Grace for the mom who is scared of her Instant Pot, and who isn’t nearly the cook she intended to be by the time she was 30.
Grace for the mom who snaps at her kids in Target: maybe she’s not a bad mom, maybe she’s just having a bad moment.
Grace for the mom who is always scrambling to get the laundry put away by bedtime, regardless of how early in the morning she started the load.
Grace for the mom who feels like she pours out her heart every day and still sometimes burns the muffins and forgets the meal train she signed up for (guilty!).
Grace for the mom who is just so, so tired: who rocks her baby as she watches the dawn creep in through the window, knowing that as the darkness disappears so does any chance for sleep before she heads into another long day.
Grace for the mom who falls into bed exhausted and lays awake overwhelmed with everything she didn’t accomplish that day.

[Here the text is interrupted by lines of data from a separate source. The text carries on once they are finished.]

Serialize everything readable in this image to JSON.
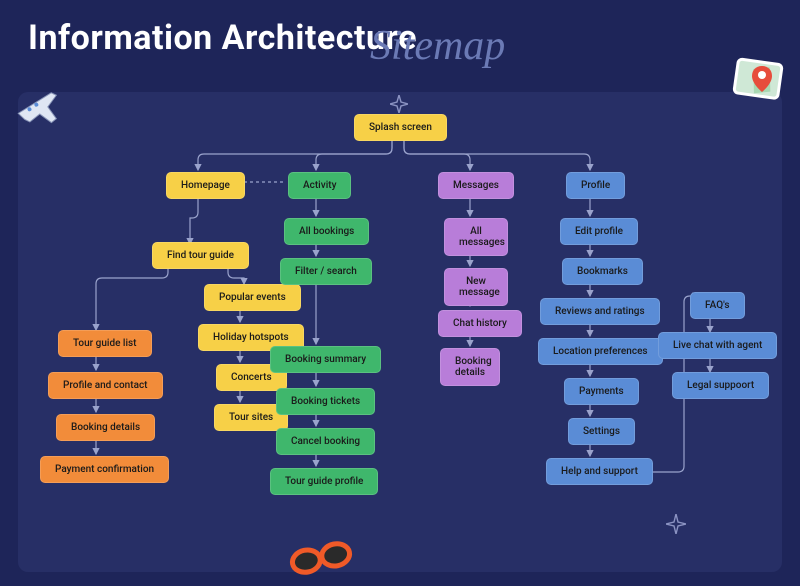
{
  "title": "Information Architecture",
  "subtitle_cursive": "Sitemap",
  "root": {
    "label": "Splash screen"
  },
  "homepage": {
    "label": "Homepage",
    "find_tour_guide": "Find tour guide",
    "items": [
      "Popular events",
      "Holiday hotspots",
      "Concerts",
      "Tour sites"
    ],
    "tour_guide_flow": [
      "Tour guide list",
      "Profile and contact",
      "Booking details",
      "Payment confirmation"
    ]
  },
  "activity": {
    "label": "Activity",
    "items": [
      "All bookings",
      "Filter / search",
      "Booking summary",
      "Booking tickets",
      "Cancel booking",
      "Tour guide profile"
    ]
  },
  "messages": {
    "label": "Messages",
    "items": [
      "All messages",
      "New message",
      "Chat history",
      "Booking details"
    ]
  },
  "profile": {
    "label": "Profile",
    "items": [
      "Edit profile",
      "Bookmarks",
      "Reviews and ratings",
      "Location preferences",
      "Payments",
      "Settings",
      "Help and support"
    ],
    "help": [
      "FAQ's",
      "Live chat with agent",
      "Legal suppoort"
    ]
  },
  "colors": {
    "yellow": "#f7d047",
    "green": "#3fb76c",
    "purple": "#b87dd9",
    "blue": "#5a8cd6",
    "orange": "#f28c3a",
    "bg": "#1e2559",
    "board": "#272f66"
  }
}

It’s hard not to compare ourselves with others in this picture-perfect IG world. It’s hard not to fixate on our own impossible standard of perfection. Dwelling on feelings of guilt or failure truly accomplishes nothing – it only steals our joy and wastes our time. I’m probably a failure of a mom according to many standards, but at the end of the day I don’t have to answer to social media or my peers. I do have to answer to God for the way I’m spending my time and if I’m making the right choices for the sweet little faces that look up to me. I’m working to focus on the season I’m in, prioritizing what is important, and giving myself a little grace for the rest.

October 2, 2019

Mommin' ain't easy

Last week I was driving my daughter to dance class, stressing about work and letting the stress ruin my attitude. She was asking a million questions as usual, and I was short and exasperated with my answers. Suddenly she stopped and said in a small voice "I'm sad mommy, because you're upset." I apologized to her and explained I wasn't upset at her, but all I could think was - she is 3 years old and I'm already ruining her life.

The reality is setting in that my kids won't be babies forever. Babies are easy. You might not sleep and you might smell like spit-up and pumping in your car on a hot day is definitely no fun. But at the end of the day, as long as you are keeping them clean and fed and cuddled, that is all they really need. But toddlers. And kids. And teenagers. I have no idea how to emotionally parent a little human through those stages. I'm hoping it's one of those "one day at a time, learn as you go" situations. But I have to admit that I regularly pray that God would save my children from my own incompetency as a parent.

Last year I went through a class on Stasi Eldredge's Captivating book again, for the first time since I was a teenager. The video series followed several women as they explored how their past relationships impacted their self confidence and emotional well-being. Every single woman shared how they had been damaged by aspects of their relationship with their parents. The part that scared me as a parent was that most of the women weren't sharing stories of abuse. They were damaged emotionally because their dad didn't tell them he loved them enough, their mom didn't tell them they were pretty, their parents didn't come to enough sporting events, etc. I was a bit overwhelmed by the realization that each person's emotional needs are so different, that even if these parents thought they were doing right by their kids, they were missing the mark and these women were still trying to recover decades later. How the heck do I love my kids in the right ways so they aren't emotionally damaged in 30 years? (Yes, I'm familiar with the 5 love languages, and have heard that for kids you just need to pour on the love using all 5 languages, until you figure out what matters the most to your kids).

What I'm trying to say is - how do you prepare a kid for life when you're not sure you have it figured out yourself?

All I know at present is to make every day count. "Be where your feet are" is my latest motto. If my feet are at work, I need to be focused there. If my feet are running errands, I need to be aware of the needs of people around me. If my feet are beside my babies, I need to be present with them.